また、 アナログ放送は2011年7月まで継続され、 現在はデジタル放送とアナログ放送でほとんど同じ番組を放送していることや、 現在使用しているテレビでも地上デジタルチューナーを購入すれば視聴できることから、 買い替える必要がなければ、 当面は現在のテレビのままでよい。 地上デジタル放送対応テレビを購入する際は、 週に半分以上の番組がハイビジョン放送になるため、 高画質を生かすならハイビジョンテレビがよい。
【使用上の注意点】
(1)省エネ
省エネのためには、 画面の明るさを適度に調整したり、 省エネ機能を使用したりするとよい。 特に消費電力の大きいテレビでは、 違いが出る。
(2)パネル面への衝撃
液晶やプラズマテレビのパネル面は、 ブラウン管のような厚いガラスで覆われていないので、 強い衝撃を与えると破損することも考えられる。
(3)焼き付き (残像)
プラズマテレビは、 静止画や時刻表示などの固定画像、 画面サイズが4対3の映像 (画面の左右に黒帯) など同じ映像を長時間映し続けると、 部分的に前の映像が残る焼き付きが発生することがある。 なお、 製品の保証期間内でもパネルの焼き付きは対象外となっている。
(4)転倒防止
薄型になり重心のバランスが従来のテレビとは違うため、 設置の際は転倒防止の処置をし、 壁掛けにしたい場合は専門の業者に依頼する。
(5)通風孔
薄型テレビは熱がこもりやすく、 背面上部の温度は約60℃に達したものもある。 タオルなどで通風孔をふさぐとさらに温度が上昇し、 発火の原因になることも考えられるので注意する。
【業界への要望】
全体的に性能が向上しているとはいえ、 液晶テレビは、 応答性の遅れによる映像のぼやけがあり、 また、 一般に言われているような省エネ性は確認できなかった。 プラズマテレビは画面がやや暗いにもかかわらず消費電力が多い。

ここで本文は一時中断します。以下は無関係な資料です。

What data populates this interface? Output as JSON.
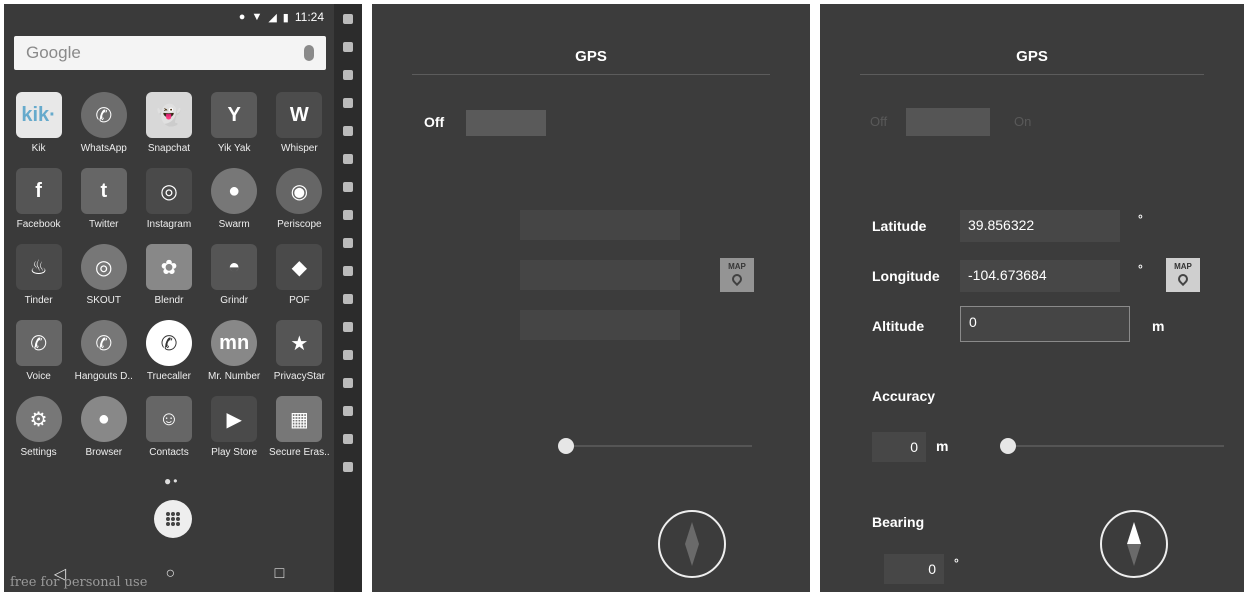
{
  "phone": {
    "status": {
      "time": "11:24"
    },
    "search": {
      "label": "Google"
    },
    "apps": [
      [
        {
          "label": "Kik",
          "text": "kik·",
          "color": "#e8e8e8",
          "fg": "#6ac"
        },
        {
          "label": "WhatsApp",
          "text": "✆",
          "color": "#6c6c6c",
          "round": true
        },
        {
          "label": "Snapchat",
          "text": "👻",
          "color": "#d8d8d8",
          "fg": "#444"
        },
        {
          "label": "Yik Yak",
          "text": "Y",
          "color": "#5a5a5a"
        },
        {
          "label": "Whisper",
          "text": "W",
          "color": "#4c4c4c"
        }
      ],
      [
        {
          "label": "Facebook",
          "text": "f",
          "color": "#555"
        },
        {
          "label": "Twitter",
          "text": "t",
          "color": "#666"
        },
        {
          "label": "Instagram",
          "text": "◎",
          "color": "#4a4a4a"
        },
        {
          "label": "Swarm",
          "text": "●",
          "color": "#777",
          "round": true
        },
        {
          "label": "Periscope",
          "text": "◉",
          "color": "#666",
          "round": true
        }
      ],
      [
        {
          "label": "Tinder",
          "text": "♨",
          "color": "#4a4a4a"
        },
        {
          "label": "SKOUT",
          "text": "◎",
          "color": "#777",
          "round": true
        },
        {
          "label": "Blendr",
          "text": "✿",
          "color": "#888"
        },
        {
          "label": "Grindr",
          "text": "◓",
          "color": "#555"
        },
        {
          "label": "POF",
          "text": "◆",
          "color": "#4a4a4a"
        }
      ],
      [
        {
          "label": "Voice",
          "text": "✆",
          "color": "#666"
        },
        {
          "label": "Hangouts D..",
          "text": "✆",
          "color": "#777",
          "round": true
        },
        {
          "label": "Truecaller",
          "text": "✆",
          "color": "#fff",
          "fg": "#333",
          "round": true
        },
        {
          "label": "Mr. Number",
          "text": "mn",
          "color": "#888",
          "round": true
        },
        {
          "label": "PrivacyStar",
          "text": "★",
          "color": "#555"
        }
      ],
      [
        {
          "label": "Settings",
          "text": "⚙",
          "color": "#777",
          "round": true
        },
        {
          "label": "Browser",
          "text": "●",
          "color": "#888",
          "round": true
        },
        {
          "label": "Contacts",
          "text": "☺",
          "color": "#666"
        },
        {
          "label": "Play Store",
          "text": "▶",
          "color": "#4a4a4a"
        },
        {
          "label": "Secure Eras..",
          "text": "▦",
          "color": "#777"
        }
      ]
    ],
    "nav": {
      "back": "◁",
      "home": "○",
      "recents": "□"
    },
    "watermark": "free for personal use"
  },
  "gps_left": {
    "title": "GPS",
    "toggle_label": "Off"
  },
  "gps_right": {
    "title": "GPS",
    "toggle_off": "Off",
    "toggle_on": "On",
    "latitude_label": "Latitude",
    "latitude_value": "39.856322",
    "latitude_unit": "°",
    "longitude_label": "Longitude",
    "longitude_value": "-104.673684",
    "longitude_unit": "°",
    "altitude_label": "Altitude",
    "altitude_value": "0",
    "altitude_unit": "m",
    "accuracy_label": "Accuracy",
    "accuracy_value": "0",
    "accuracy_unit": "m",
    "bearing_label": "Bearing",
    "bearing_value": "0",
    "bearing_unit": "°",
    "map_label": "MAP"
  }
}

さらに、 デジタルチューナーが内蔵された機種は、 電源を入れてから画面が出るまで時間がかかった。 今後の改良でさらなる性能向上に期待したい。
また、 プラズマテレビの焼き付きについては、 放送局がロゴなどを固定映像として放送するケースもあり、 使用者への注意だけでは焼き付きを防止できないケースも出てくるので、 プラズマテレビの特性上、 完全に焼き付きが防止できないのであれば、 放送局側との連携による対策も必要と思われる。